Lech Kowalski est depuis toujours en tournée… Road-move-vie : un (beau ?) jour de 1951 voilà que débarque dans un misérable faubourg de Londres un être pétri de gènes polonais. Une Pologne parentale marquée au(x) fer(s) rouge(s) des totalitarismes nazi ou soviétique. À peine quelques années anglaises pour que ne commence l’éternel voyage. Immigration ou exode, rêve ou espoir… Cela ne pouvait être que les States ! Les Kowalski trimballeront donc à travers les Etats-unis de l’âge d’or un Lech nomade comme on est enfant. Ça marque ! Timide, affecté de bégaiement, l’enfant préfère son monde intérieur à celui de l’école. Avec une petite caméra, cadeau d’anniversaire pour ses 14 ans, Little Lech réalise son premier film témoignage : sur les bagarreurs de son école. Coup de maître…
Lucky ( ?) Lech se retrouve en 1971 à l’école des Beaux Arts de Munson Williams Proctor puis à l’école d’Arts Visuels de New York. Big Apple ! Le trip est d’autant plus fort que c’est en suivant le ver qui la traverse, l’underground du Lower East Side, que Lech anglais de nationalité, polonais d’origine, apatride de fait, vit sa toute récente majorité. Autre nomadisme, professionnel cette fois : struggle for life, pour payer ses études, le voici manutentionnaire, mécanicien ou encore charpentier. Enfin, underground et époque obligent, voyage aux confins du sexe : L. Kowalski devient cameraman de films pornos. Oeil neuf sur ce business et cœur franc sur son lumpen prolétariat , Lech signe alors, en 1977, une première œuvre : « Sex Stars » (85mn).

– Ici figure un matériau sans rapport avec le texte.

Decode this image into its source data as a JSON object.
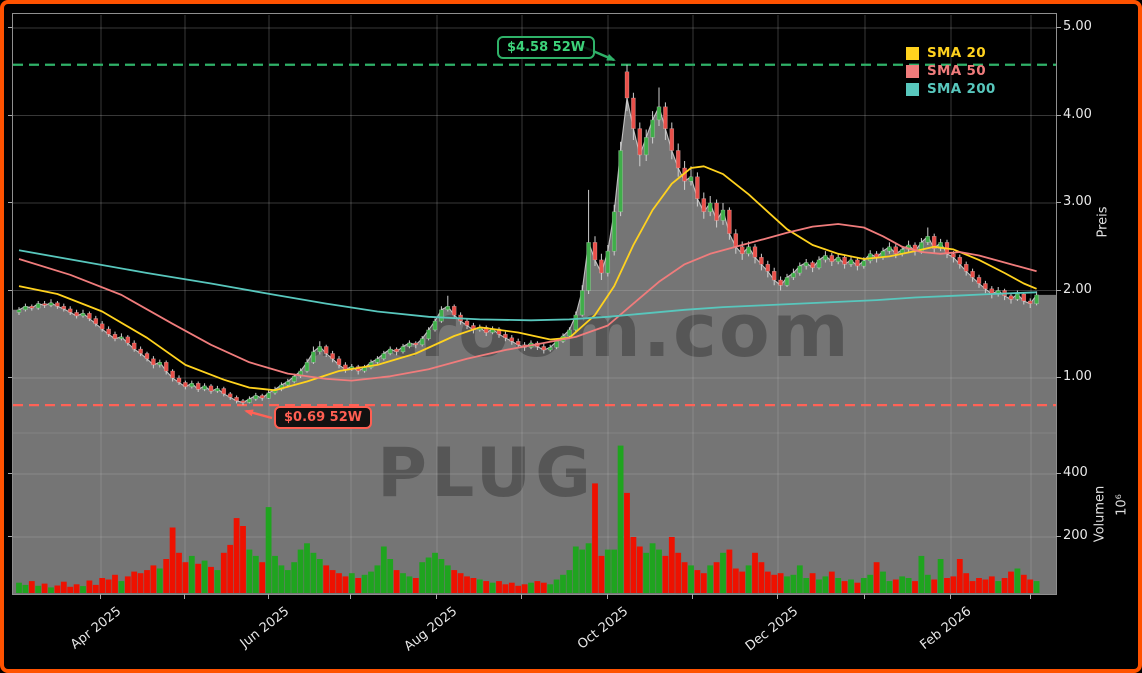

Devenu photographe et cameraman indépendant, notamment sur « Hells Angels for ever » et « Our latin thing » réalisés par Léon Gast, l’homme de « When we were kings », qui a gagné par K.O l’oscar du meilleur documentaire aux USA. L’érotisme et la liberté sexuelle née du mouvement beatnik lui donnent alors la matière pour réaliser un court métrage émouvant : « Walter et Cutie » (25mn). Hasard, ouverture d’esprit, disponibilité : Lech alors réparateur de vélos rencontre Shirley Clarke. Le jeune cinéaste se retrouve assistant de la réalisatrice culte. Cul, culte, voir, voyager, croire, créer : Lech, on the road again, filme et organise des happenings, travaille avec Clarke mais aussi Nam June Paik, puis devient l’assistant de Tom Riechman, réalisateur d’un films sur le célèbre jazzman Charlie Mingus. Clarke, Paik, Riechman: travail expérimental, intérêt pour les marginaux, goût pour la musique, le destin de Kowalski est ainsi forgé. Vision poétique d’une réalité prosaïque, pour ne pas dire dramatique, cadrage en plans serrés, montage en rythme survolté, le style Kowalski, comme un gros son de concert rock, fait sa balance.Voici en 1979 un nouveau long-métrage : « The Smugglers ». Monté par Lech à partir d’images documentaires des contrebandiers de marie jeanne ; le film circule alors, ironie du sort, dans le circuit des drive-in américains. À New York, Lech reçoit de plein fouet le souffle fiévreux et teigneux de la bombe punk. Emporté par le mouvement, le cinéaste l’idée géniale et les « bollocks » de suivre, justement, l’unique tournée des Sex Pistols aux States. Ce délire sonore et visuel, cette punk-rock sex and drugs attitude vécue et restituée sur pellicule prendra le nom explicite de « D.O.A » (Dead On Arrival) en 1981 (90 mn).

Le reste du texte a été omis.